Bir örnek görelim. Bir çocuğa yüzme öğretildiğinde, başlangıçta sadece suya girdiği için övülebilir. Daha sonra tekmeyi öğrendiğinde övülür ve vuruş yapmayı öğrendiğinde pekiştirme tekrarlanır. Son olarak, koordineli vuruş ve tekme hareketleriyle kendilerini suda ilerlettikleri için övgü verilir. Tüm sürecin sonucu, bir davranışın uygunluğudur.
Pekiştirme stratejisi
Günlük hayatımızda davranışlar sürekli olarak pekiştirilmez. Skinner, takviye sıklığının yeni bir davranışı ne kadar hızlı ve başarılı bir şekilde öğrendiğinizi etkileyebileceğini keşfetti. Her biri farklı zaman ve sıklıkta birkaç pekiştirme uygulama stratejisi belirledi.
Bu stratejilerden biri, belirli bir davranışın her sonucuna sistematik olarak belirli bir tepkinin uygulandığı sürekli pekiştirmedir. Sürekli pekiştirme hızlı öğrenme sağlar. Bununla birlikte, pekiştirme geri çekilirse, davranış hızla zayıflar ve tamamen kaybolur, bu da sönme olarak bilinir.

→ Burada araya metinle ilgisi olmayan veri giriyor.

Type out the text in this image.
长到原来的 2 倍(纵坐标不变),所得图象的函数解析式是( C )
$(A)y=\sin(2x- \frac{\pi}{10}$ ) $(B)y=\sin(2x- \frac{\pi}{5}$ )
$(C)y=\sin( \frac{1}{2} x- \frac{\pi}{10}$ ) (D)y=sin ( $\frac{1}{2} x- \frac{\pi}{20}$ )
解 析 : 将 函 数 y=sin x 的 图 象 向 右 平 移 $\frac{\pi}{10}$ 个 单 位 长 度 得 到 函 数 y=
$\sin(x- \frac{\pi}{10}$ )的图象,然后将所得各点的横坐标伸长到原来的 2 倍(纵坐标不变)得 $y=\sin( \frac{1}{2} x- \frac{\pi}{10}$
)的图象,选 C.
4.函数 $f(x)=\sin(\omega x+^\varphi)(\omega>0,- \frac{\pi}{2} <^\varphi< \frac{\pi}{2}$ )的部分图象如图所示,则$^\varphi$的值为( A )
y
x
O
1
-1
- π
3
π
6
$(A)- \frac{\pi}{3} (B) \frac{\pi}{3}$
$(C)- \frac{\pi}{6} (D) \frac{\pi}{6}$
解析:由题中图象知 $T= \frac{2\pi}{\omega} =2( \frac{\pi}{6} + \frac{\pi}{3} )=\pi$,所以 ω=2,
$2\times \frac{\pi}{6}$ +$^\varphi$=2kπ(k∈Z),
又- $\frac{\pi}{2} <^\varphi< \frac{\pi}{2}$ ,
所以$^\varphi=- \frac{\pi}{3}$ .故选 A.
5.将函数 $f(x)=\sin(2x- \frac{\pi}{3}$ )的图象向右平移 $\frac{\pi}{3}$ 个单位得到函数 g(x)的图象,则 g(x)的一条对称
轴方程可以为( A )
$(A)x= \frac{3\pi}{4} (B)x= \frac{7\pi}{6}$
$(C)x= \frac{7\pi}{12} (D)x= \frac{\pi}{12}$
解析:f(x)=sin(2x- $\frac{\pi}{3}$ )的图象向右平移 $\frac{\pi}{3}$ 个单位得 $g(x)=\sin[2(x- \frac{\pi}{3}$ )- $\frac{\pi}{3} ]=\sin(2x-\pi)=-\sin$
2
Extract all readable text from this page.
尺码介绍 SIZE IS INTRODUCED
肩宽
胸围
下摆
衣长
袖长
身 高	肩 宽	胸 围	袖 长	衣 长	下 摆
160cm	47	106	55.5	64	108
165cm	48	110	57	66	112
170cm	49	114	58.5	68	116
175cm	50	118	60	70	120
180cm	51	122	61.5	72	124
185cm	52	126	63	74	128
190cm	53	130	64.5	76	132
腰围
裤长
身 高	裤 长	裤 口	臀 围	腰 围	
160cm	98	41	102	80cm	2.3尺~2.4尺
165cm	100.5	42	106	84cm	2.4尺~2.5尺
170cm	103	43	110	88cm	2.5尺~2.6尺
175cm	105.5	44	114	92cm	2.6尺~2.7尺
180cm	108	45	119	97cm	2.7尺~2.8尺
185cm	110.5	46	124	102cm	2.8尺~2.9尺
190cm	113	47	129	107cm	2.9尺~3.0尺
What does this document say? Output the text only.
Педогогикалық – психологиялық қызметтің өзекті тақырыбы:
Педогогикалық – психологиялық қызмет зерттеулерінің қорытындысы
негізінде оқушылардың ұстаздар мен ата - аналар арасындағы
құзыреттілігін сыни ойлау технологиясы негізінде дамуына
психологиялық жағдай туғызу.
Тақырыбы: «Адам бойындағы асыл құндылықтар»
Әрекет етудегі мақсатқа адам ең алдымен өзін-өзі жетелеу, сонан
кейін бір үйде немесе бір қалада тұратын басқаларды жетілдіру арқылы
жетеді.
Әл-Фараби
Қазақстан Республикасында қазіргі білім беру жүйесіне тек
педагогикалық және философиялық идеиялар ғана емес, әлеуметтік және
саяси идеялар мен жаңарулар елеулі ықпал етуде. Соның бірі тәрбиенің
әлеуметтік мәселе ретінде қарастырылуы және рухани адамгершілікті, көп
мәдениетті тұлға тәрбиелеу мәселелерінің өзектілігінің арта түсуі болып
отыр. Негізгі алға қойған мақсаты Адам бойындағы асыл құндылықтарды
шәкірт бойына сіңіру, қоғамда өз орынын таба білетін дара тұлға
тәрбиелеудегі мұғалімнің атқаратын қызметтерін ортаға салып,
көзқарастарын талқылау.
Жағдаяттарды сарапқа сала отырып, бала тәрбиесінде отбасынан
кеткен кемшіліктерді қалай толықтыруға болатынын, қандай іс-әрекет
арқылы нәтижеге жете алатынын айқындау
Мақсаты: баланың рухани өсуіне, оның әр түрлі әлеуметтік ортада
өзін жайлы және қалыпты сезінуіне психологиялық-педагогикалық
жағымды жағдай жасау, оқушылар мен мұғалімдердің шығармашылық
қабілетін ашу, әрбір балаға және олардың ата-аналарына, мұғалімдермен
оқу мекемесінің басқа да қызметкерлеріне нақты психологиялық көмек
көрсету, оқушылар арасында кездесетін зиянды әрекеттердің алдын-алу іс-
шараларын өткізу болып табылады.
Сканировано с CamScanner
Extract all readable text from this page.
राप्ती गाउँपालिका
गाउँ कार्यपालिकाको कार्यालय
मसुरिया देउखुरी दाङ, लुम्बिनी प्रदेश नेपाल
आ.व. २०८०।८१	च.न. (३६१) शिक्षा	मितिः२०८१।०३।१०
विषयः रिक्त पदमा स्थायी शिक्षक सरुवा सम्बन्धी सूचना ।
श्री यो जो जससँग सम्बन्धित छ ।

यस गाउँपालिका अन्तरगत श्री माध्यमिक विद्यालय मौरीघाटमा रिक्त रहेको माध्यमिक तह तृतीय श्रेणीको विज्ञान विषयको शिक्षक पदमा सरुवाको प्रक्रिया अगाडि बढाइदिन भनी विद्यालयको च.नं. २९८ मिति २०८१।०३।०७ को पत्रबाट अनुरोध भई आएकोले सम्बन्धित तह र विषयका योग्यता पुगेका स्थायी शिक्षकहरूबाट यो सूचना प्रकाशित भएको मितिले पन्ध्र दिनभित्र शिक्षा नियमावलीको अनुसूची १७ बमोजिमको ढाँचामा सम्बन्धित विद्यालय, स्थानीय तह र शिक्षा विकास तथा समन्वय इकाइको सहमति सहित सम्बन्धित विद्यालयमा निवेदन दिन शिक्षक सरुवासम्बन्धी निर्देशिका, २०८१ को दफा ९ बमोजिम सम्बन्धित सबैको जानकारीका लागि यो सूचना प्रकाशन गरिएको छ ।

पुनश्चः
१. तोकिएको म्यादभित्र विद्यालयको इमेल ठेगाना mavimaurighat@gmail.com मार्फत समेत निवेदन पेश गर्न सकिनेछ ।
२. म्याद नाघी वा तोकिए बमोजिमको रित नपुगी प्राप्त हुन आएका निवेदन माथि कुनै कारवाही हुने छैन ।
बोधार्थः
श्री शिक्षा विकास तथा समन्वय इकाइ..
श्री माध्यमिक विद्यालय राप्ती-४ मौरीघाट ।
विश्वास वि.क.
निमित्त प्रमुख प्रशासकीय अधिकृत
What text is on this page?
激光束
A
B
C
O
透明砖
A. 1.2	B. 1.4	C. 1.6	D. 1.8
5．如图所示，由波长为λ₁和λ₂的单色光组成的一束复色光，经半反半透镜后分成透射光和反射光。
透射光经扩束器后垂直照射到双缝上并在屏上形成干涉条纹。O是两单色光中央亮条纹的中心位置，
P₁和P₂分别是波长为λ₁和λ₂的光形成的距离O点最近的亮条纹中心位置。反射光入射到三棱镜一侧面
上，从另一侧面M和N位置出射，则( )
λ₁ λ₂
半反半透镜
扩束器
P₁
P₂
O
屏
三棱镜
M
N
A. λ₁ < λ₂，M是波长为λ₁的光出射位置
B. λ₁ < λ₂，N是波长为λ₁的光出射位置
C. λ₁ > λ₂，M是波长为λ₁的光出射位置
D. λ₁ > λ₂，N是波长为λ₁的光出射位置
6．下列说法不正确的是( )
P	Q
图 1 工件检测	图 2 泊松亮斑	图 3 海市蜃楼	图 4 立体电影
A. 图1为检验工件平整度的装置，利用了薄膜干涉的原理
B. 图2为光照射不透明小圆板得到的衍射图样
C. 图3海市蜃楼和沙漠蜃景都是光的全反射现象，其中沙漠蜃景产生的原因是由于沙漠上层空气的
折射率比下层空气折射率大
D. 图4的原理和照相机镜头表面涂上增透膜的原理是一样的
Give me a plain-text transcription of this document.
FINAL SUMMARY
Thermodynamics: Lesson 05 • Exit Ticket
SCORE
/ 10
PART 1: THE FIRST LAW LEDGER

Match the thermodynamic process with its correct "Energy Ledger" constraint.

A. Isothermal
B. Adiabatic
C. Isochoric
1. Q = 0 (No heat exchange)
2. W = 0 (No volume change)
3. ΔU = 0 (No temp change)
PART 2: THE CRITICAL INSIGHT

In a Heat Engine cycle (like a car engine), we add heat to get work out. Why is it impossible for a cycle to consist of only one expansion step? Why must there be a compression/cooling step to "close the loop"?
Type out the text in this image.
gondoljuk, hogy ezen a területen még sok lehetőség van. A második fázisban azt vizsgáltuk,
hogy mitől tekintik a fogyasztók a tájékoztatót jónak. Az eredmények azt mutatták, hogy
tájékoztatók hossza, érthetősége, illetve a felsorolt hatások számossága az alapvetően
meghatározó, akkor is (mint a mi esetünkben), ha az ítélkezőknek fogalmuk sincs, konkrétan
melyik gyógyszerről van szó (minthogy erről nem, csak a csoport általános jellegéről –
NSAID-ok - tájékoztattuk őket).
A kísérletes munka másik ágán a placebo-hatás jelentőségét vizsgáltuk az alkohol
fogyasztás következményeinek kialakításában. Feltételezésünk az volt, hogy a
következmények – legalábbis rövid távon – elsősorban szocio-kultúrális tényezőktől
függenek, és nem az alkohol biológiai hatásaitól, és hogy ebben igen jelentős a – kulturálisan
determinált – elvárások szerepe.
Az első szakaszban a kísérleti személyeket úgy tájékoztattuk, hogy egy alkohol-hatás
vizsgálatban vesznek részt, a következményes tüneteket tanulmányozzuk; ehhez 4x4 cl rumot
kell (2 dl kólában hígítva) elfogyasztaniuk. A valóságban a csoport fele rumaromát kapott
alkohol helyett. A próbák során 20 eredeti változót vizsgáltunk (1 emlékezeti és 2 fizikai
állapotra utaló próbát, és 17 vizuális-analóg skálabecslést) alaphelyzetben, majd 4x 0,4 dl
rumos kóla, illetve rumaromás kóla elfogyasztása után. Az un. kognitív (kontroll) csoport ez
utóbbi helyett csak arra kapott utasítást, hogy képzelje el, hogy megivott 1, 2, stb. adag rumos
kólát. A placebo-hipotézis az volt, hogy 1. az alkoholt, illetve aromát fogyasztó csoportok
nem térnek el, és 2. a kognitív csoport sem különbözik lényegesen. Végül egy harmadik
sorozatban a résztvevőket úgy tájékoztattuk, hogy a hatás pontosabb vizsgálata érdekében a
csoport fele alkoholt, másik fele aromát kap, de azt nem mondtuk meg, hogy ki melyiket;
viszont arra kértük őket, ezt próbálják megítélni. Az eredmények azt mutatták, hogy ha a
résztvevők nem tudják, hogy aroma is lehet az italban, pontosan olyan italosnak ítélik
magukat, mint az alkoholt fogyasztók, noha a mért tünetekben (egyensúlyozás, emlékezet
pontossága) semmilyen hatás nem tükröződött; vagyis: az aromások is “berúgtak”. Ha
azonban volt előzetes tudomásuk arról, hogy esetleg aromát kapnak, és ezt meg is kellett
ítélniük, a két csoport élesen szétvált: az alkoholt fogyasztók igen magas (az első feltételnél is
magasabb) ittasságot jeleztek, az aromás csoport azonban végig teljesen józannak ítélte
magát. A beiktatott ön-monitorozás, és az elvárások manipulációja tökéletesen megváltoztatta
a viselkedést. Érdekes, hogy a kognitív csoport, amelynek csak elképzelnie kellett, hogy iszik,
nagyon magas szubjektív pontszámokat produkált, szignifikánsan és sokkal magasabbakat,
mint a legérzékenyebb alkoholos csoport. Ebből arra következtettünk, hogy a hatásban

Başka bir strateji, belirli sayıda yanıttan sonra davranışın pekiştirilmesinin verildiği sabit ödül oranıdır. Örneğin, bir çocuk ev ödevini beş kez tamamladığı için ödül kazanabilir. Bu tür bir stratejide, ödül verildikten sonra yanıt yavaşlar.
Değişken oran stratejisinde, belirli bir ödül elde etmek için yanıtların sayısı değiştirilir. Bu strateji, ödülü alma gereksinimindeki değişkenlik davranışı sürdürdüğünden, söndürülmesi zor olan iyi tepkiler üretir. Bu, slot makineleri tarafından kullanılan güçlendirme stratejisidir.
Sabit aralıklı pekiştirme stratejisi, belirli bir süre geçtikten sonra bir ödül atar. Saatlik emek tazminatı, bu tür güçlendirme stratejisine bir örnektir. Sabit oranlı stratejide olduğu gibi, ödül zamanı yaklaştıkça yanıt artar, ancak ödülü aldıktan sonra yavaşlar.
Dikkate alınması gereken son strateji, atanan zaman takviyesi miktarının değişken olduğu değişken aralıklı pekiştirmedir. Bir örnek, haftanın çeşitli zamanlarında bir ödev alan bir çocuğun durumudur, ancak olumlu olarak kabul edilen belirli davranışları sergilediği sürece; çocuk daha kısa sürede pekiştirme almak için olumlu davranışını sürdürecektir.
örnekler
Bir evcil hayvanı eğitmek veya bir çocuğa belirli bir davranışı aşılamak için edimsel koşullanma uygulamasına sık sık rastlanır. Operant koşullandırma, okullarda veya terapinin bir parçası olarak sıklıkla kullanılır.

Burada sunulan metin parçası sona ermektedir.